The roller coaster of the Alaska Highway reminds me that the same permafrost and frost heaves that cause the road to look like a washboard also cause the trees to be shorter.

 

This is where we stopped to eat lunch.  It warns us not tent camp here between July and August due to the high amount of soap berries that are a bears delight.  They are called soap berries because of what it makes the bears’ scat look like.

We haven’t had many campfires on this trip and Brooke was ecstatic not only to have a fire, but to also have hotdogs and s’mores over the fire.  In the Yukon they have free firewood in their provincial campgrounds.  While getting firewood I ran into the campground hosts from our campground in Denali at Teklaneka.  They are also on their way home with a stop in Kenosha for a family reunion.  We had fun chatting with them about their experience in Denali.

 

Scott was roasting some perfectly toasted marshmallows.  This is Brooke’s “Oh my!  They are that good!” face.  I was worried about her eating s’mores right before bed, but she nibbled on this one s’more for at least a half hour and then decided she was too sticky to go any further.

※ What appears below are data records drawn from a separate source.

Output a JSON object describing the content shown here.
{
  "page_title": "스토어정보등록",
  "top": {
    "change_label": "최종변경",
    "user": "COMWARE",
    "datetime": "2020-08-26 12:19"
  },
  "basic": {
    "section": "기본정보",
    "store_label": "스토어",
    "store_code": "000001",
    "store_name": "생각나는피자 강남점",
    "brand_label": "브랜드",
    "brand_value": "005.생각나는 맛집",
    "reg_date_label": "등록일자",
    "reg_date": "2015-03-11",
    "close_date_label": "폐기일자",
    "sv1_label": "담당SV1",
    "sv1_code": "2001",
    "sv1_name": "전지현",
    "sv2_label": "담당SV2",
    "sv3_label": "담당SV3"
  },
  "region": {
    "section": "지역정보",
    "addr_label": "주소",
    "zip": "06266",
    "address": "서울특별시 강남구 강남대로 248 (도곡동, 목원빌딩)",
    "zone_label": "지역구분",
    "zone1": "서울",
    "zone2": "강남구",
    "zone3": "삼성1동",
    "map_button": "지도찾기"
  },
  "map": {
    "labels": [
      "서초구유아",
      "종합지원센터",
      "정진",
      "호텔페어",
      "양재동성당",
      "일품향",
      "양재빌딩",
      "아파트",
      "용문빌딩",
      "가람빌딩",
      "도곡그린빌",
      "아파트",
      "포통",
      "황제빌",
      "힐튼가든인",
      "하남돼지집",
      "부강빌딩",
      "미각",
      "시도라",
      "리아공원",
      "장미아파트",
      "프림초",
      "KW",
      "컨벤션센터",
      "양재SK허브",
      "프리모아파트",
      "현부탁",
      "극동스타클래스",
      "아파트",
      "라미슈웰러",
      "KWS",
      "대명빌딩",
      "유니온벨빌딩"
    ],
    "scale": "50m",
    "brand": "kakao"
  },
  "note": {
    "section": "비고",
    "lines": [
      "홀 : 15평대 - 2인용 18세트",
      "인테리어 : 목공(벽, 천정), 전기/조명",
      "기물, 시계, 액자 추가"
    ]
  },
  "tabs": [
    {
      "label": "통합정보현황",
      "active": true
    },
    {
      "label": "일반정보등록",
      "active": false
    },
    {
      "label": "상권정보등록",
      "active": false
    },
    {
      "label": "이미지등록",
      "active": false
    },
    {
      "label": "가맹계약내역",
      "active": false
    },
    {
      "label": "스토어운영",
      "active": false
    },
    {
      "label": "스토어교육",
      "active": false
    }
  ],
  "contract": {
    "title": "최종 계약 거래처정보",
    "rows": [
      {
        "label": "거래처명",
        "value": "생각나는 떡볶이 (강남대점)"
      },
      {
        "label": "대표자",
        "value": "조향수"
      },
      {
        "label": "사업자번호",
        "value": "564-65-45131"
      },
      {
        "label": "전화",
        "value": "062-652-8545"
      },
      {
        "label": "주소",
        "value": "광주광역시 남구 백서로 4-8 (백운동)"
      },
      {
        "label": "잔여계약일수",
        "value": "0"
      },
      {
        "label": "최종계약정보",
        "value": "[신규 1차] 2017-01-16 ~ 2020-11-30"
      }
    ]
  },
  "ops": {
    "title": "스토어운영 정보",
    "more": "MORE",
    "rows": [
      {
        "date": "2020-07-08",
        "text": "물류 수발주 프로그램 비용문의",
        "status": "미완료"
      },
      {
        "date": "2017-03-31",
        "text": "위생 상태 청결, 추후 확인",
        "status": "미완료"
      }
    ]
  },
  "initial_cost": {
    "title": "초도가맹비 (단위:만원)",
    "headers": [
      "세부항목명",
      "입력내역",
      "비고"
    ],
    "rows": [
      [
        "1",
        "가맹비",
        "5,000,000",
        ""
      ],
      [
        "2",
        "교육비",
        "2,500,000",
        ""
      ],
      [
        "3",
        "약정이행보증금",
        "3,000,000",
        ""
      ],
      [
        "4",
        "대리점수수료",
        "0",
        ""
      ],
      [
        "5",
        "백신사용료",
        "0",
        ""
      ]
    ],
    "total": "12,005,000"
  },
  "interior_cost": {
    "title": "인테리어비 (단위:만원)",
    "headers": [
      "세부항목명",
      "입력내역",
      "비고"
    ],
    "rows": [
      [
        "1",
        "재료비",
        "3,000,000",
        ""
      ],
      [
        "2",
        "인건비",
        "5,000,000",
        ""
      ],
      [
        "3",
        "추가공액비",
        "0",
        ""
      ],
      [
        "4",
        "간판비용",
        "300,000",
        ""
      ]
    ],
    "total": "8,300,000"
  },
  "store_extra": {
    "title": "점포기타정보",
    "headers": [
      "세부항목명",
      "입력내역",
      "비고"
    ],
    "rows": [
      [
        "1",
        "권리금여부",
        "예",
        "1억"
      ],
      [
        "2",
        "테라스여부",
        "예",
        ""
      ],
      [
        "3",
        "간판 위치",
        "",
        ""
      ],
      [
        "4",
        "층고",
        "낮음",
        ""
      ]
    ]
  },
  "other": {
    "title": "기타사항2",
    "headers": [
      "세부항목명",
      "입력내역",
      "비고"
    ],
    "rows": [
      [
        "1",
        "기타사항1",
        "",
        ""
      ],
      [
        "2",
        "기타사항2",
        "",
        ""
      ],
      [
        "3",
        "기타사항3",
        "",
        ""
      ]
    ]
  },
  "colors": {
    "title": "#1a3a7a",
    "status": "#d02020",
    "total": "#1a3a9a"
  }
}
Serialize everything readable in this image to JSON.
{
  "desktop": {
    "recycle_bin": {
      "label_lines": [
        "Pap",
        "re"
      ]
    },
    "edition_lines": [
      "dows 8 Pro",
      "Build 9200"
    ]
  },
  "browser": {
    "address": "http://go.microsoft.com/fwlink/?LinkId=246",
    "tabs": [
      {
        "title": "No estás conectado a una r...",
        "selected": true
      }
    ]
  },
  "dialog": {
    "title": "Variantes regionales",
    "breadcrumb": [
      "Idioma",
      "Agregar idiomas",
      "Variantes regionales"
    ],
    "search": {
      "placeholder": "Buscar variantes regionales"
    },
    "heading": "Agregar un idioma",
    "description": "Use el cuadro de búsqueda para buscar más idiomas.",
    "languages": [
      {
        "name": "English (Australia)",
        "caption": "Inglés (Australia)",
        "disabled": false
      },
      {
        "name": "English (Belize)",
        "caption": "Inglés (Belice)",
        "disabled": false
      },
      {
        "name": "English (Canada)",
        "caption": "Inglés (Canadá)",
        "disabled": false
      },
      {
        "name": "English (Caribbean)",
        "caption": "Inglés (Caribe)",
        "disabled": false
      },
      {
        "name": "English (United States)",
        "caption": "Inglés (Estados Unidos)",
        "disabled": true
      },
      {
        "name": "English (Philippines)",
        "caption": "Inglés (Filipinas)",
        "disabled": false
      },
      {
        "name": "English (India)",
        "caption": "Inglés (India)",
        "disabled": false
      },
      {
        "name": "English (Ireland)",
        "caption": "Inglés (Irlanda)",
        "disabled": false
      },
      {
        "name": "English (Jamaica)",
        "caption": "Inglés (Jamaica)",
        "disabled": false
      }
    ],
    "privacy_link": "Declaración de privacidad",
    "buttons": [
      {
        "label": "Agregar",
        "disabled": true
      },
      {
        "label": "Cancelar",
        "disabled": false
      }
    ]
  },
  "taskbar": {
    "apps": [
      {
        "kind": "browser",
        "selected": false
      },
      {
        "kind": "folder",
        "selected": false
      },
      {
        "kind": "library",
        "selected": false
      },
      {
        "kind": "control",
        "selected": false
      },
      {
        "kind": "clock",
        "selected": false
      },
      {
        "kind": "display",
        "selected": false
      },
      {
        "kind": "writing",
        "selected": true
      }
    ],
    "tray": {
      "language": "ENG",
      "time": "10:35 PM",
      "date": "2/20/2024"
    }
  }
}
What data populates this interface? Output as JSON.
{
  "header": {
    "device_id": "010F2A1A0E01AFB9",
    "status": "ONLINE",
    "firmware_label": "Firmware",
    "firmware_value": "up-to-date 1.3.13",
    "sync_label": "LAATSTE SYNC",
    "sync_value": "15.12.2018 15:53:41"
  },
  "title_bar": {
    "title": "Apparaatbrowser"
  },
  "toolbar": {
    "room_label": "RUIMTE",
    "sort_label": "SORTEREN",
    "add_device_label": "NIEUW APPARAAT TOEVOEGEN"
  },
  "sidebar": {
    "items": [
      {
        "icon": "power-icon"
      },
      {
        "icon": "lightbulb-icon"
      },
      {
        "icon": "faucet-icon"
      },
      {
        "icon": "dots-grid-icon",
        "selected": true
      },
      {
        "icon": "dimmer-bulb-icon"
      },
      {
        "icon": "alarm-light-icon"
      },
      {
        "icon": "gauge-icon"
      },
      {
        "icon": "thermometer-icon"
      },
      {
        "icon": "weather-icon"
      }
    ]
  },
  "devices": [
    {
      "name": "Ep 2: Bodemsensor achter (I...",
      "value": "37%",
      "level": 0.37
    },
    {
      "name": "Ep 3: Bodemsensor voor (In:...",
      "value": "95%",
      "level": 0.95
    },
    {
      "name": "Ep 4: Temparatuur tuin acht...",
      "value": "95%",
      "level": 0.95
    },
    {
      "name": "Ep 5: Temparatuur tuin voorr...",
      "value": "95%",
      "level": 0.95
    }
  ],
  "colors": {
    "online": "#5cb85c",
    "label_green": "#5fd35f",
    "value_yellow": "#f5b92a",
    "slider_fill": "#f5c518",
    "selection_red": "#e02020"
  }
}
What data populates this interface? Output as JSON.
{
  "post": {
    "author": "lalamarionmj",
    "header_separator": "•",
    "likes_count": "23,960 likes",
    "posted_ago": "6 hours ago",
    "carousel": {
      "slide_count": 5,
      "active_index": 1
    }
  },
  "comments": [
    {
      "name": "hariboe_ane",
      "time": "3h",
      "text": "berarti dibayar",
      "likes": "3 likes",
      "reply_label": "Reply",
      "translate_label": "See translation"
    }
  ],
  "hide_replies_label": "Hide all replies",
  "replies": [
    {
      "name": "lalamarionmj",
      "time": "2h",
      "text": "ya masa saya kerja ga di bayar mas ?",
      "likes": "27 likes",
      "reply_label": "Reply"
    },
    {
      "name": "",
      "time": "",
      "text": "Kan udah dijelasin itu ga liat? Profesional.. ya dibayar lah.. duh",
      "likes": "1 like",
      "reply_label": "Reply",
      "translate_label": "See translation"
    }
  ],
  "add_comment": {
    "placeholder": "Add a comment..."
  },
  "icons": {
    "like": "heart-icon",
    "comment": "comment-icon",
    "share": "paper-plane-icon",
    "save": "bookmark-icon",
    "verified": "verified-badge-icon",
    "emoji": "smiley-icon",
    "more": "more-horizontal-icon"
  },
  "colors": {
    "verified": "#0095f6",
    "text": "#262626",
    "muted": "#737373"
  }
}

We decided to try to walk off some of our sugar and went down to the playground and lake.  We had stayed at this campground on our way up, but I didn’t get to enjoy it (I was getting Cody to sleep) like I did this time.  It was so incredibly peaceful out on the end of the pier.  I could have stayed out there all night.

 

Scott and Brooke were having fun rocking the pier.

  

Brooke is very careful about how many kisses she gives out a day, but Scott negotiated a kiss for a horsey ride back to camp.

You know you have been enjoying the Alaska midnight sun too long when your three year old asks, “Mama, why is it dark?” when you go to bed.  Not only did we lose a time zone leaving Alaska, but we are also traveling further south and it is getting later in the summer, so we had to break out our headlamps for the first time in a long time.